Don't Overlook Metabolic Causes Behind Elevated Pancreatic Enzymes
Elevated lipase does not always mean acute pancreatitis. Conditions like DKA, starvation ketosis, or even renal failure can mimic it. Always correlate labs with clinical context.
Early Insulin Therapy Saves Lives and Preserves Function
In type 1 diabetes, prompt insulin initiation prevents further beta-cell destruction and reduces the risk of complications. Even with negative autoantibodies, clinical judgment based on C-peptide and glucose trends remains essential.
Lifestyle Guidance for Ongoing Management
For long-term success, the patient was advised to:
- Maintain regular meal timing and avoid skipping meals
- Limit intake of refined sugars and processed carbohydrates
- Adjust insulin doses according to carbohydrate consumption and activity level
- Engage in moderate aerobic exercise—such as brisk walking or light jogging—for 20–30 minutes after meals, provided blood glucose is above 5.6 mmol/L and no ketones are present
- Avoid intense physical activity during episodes of hypoglycemia or uncontrolled hyperglycemia
Final Reflections: A Call for Clinical Vigilance
Type 1 diabetes is often thought of as a childhood disease, but it can emerge at any age—even in adulthood, as seen here.

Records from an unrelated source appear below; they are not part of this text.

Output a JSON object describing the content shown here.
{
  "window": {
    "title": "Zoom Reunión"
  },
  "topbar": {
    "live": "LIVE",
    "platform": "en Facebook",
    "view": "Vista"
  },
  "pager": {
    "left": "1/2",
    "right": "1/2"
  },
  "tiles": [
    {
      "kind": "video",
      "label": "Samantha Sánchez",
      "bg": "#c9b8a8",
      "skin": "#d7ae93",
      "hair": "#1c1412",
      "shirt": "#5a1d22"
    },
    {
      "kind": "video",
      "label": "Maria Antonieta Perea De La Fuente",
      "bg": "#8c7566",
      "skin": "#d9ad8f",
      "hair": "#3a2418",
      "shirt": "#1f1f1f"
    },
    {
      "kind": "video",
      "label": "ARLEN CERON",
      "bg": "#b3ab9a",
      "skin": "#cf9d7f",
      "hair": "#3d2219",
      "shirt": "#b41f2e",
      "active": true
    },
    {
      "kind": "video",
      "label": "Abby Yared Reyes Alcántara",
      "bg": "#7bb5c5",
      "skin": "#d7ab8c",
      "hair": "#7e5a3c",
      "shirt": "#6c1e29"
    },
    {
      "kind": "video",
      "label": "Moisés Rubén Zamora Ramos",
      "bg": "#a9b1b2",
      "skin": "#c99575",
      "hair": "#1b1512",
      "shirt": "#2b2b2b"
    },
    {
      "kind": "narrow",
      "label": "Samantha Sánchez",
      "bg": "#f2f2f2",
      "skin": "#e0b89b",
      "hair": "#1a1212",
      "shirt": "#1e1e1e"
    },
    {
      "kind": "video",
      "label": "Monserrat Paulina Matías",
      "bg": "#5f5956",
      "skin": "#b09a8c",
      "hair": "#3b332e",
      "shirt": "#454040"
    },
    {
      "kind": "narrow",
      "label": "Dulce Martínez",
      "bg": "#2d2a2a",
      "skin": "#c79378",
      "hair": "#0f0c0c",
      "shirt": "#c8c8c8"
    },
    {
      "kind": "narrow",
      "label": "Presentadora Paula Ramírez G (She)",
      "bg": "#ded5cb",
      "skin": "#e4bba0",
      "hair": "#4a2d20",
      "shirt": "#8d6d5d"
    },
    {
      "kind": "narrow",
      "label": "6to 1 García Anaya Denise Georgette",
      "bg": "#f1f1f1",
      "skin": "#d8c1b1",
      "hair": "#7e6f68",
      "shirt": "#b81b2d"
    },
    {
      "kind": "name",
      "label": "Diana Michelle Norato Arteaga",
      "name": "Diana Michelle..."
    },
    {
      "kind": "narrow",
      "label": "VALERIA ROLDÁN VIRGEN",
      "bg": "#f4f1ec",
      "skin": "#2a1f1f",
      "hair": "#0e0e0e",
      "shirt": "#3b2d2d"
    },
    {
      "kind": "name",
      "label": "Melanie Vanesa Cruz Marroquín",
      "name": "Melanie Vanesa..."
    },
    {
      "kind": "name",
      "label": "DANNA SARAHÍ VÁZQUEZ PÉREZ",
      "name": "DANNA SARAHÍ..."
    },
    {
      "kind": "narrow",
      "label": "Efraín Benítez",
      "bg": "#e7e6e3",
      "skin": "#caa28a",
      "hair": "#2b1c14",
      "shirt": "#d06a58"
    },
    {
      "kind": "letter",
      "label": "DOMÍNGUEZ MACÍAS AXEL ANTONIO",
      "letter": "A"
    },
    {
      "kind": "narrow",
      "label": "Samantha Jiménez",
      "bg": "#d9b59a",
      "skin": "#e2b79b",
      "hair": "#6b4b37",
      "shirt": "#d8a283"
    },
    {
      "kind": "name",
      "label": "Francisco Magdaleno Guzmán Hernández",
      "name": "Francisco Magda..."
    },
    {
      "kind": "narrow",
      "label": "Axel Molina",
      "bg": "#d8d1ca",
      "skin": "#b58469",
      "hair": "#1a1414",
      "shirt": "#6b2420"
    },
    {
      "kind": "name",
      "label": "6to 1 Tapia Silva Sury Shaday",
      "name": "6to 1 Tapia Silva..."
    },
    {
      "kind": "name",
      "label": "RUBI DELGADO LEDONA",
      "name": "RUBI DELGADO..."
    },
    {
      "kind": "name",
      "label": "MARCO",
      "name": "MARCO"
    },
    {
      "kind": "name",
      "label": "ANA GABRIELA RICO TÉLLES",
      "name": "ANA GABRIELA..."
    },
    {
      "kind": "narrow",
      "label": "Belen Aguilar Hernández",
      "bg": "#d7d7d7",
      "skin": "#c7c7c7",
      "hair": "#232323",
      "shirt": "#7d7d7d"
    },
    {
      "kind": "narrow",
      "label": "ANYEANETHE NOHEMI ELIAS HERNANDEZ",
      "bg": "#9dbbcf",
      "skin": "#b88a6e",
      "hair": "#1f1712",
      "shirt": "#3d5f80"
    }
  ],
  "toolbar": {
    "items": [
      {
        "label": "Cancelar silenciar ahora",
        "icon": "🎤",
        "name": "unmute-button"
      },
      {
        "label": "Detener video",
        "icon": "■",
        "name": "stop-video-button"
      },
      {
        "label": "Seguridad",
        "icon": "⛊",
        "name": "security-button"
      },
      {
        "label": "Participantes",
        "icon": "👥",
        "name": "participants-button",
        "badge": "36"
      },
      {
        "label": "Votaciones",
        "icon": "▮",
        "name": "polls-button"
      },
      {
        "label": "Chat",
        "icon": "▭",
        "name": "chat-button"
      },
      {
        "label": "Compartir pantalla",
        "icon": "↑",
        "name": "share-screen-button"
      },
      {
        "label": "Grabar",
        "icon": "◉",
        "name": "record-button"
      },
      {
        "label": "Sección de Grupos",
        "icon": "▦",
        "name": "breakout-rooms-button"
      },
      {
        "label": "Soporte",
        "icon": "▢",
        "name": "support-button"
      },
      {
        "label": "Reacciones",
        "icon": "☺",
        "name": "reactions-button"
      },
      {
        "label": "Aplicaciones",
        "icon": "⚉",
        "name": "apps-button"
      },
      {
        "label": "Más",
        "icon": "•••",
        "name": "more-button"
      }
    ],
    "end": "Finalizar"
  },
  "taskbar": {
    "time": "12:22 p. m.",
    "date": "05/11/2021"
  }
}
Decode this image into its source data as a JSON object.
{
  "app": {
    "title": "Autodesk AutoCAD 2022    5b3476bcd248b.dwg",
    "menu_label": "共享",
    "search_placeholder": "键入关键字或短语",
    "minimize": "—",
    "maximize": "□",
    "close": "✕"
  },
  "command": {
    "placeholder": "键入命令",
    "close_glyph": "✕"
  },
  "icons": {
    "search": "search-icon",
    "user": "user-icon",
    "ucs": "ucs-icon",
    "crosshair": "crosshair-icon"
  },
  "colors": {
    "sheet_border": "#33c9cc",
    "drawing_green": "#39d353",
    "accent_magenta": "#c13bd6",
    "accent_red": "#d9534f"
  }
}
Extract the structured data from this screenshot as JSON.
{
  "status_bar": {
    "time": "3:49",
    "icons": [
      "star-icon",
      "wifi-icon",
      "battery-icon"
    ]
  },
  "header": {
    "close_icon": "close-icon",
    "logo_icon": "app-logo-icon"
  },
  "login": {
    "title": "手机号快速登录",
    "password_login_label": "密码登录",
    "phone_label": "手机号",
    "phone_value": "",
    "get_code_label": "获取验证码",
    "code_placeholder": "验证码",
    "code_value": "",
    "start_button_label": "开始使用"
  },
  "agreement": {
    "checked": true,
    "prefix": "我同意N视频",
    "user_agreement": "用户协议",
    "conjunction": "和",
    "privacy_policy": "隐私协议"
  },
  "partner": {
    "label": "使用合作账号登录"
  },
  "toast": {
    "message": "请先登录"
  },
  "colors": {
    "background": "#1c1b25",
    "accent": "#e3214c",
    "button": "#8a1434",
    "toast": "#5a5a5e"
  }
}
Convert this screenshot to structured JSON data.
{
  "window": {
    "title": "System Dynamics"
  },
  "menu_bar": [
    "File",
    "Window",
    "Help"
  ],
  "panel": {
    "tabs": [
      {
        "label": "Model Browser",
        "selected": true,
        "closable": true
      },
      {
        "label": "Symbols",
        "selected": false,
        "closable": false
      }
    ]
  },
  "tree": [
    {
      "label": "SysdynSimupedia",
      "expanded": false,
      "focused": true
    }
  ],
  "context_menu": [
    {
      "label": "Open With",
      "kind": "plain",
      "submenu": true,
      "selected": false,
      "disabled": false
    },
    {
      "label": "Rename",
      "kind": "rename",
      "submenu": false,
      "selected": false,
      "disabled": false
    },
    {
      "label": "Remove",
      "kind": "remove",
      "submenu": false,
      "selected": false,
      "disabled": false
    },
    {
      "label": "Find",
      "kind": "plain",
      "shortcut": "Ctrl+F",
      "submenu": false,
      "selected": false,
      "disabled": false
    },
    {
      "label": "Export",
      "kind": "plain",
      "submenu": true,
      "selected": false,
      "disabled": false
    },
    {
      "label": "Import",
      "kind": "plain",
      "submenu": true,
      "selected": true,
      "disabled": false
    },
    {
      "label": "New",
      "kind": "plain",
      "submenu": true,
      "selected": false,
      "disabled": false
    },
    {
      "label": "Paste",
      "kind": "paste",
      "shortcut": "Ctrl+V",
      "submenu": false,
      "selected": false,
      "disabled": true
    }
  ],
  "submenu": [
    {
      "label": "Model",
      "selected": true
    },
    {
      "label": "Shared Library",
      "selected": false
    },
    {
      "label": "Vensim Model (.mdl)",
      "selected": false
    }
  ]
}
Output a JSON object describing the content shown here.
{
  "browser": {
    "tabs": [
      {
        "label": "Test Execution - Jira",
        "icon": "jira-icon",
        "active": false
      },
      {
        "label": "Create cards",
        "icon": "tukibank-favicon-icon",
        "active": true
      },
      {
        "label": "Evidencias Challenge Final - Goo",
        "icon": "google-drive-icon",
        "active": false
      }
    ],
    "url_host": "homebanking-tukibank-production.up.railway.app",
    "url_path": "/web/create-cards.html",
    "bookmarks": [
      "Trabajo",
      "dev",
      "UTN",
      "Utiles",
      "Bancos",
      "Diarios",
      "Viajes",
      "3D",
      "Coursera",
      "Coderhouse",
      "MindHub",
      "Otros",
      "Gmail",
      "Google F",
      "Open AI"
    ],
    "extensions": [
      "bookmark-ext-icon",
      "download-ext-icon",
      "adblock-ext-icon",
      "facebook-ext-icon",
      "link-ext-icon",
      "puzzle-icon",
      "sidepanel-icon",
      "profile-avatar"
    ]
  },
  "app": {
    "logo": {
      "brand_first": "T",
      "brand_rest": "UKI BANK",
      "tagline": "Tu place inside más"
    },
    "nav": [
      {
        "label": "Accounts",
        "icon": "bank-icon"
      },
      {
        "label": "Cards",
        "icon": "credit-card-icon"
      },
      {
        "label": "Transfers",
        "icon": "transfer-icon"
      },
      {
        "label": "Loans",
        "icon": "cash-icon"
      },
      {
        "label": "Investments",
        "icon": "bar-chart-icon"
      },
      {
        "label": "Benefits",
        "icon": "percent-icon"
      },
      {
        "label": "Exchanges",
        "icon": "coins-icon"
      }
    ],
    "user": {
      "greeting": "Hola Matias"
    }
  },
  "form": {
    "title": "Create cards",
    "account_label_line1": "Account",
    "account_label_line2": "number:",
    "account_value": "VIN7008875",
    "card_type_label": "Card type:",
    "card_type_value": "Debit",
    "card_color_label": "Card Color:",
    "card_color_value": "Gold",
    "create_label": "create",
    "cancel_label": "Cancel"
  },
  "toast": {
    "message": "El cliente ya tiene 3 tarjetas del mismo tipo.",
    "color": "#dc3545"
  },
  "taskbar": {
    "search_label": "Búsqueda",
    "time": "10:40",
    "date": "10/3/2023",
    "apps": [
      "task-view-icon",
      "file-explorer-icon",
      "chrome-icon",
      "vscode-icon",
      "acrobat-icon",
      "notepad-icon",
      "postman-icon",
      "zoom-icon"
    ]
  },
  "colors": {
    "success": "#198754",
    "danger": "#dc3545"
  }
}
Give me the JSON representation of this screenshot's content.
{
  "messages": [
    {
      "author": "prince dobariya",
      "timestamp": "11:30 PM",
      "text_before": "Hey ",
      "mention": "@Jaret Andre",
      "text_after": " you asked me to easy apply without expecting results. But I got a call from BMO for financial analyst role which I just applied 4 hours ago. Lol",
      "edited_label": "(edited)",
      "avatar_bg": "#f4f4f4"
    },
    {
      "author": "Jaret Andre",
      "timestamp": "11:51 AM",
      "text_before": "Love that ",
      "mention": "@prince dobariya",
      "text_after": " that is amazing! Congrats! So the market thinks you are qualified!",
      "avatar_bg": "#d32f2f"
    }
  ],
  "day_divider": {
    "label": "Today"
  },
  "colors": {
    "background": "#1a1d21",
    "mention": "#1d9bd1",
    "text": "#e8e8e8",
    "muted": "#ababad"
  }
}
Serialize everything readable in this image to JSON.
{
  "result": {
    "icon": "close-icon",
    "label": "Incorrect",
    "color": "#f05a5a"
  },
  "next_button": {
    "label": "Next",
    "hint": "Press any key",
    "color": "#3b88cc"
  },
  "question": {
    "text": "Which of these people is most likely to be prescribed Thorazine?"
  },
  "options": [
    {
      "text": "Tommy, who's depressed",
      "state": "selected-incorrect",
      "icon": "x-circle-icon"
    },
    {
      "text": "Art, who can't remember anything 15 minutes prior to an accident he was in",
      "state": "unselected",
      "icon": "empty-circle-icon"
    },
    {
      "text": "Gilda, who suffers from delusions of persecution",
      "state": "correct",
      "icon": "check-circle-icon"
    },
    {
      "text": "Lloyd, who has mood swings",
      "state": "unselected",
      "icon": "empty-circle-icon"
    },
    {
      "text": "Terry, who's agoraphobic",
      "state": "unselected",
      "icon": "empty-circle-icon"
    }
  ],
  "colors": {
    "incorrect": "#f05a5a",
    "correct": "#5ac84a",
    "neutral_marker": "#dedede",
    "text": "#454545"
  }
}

This case reminds healthcare providers to remain vigilant when evaluating acute abdominal syndromes. Symptoms like abdominal pain may mask dangerous metabolic disturbances.
Relying solely on imaging or isolated lab values can lead to misdiagnosis. Instead, integrating clinical signs, serial glucose monitoring, insulin/C-peptide assessment, and acid-base balance offers a more complete picture. Early recognition of type 1 diabetes—not just its complications—is key to preventing morbidity and saving lives.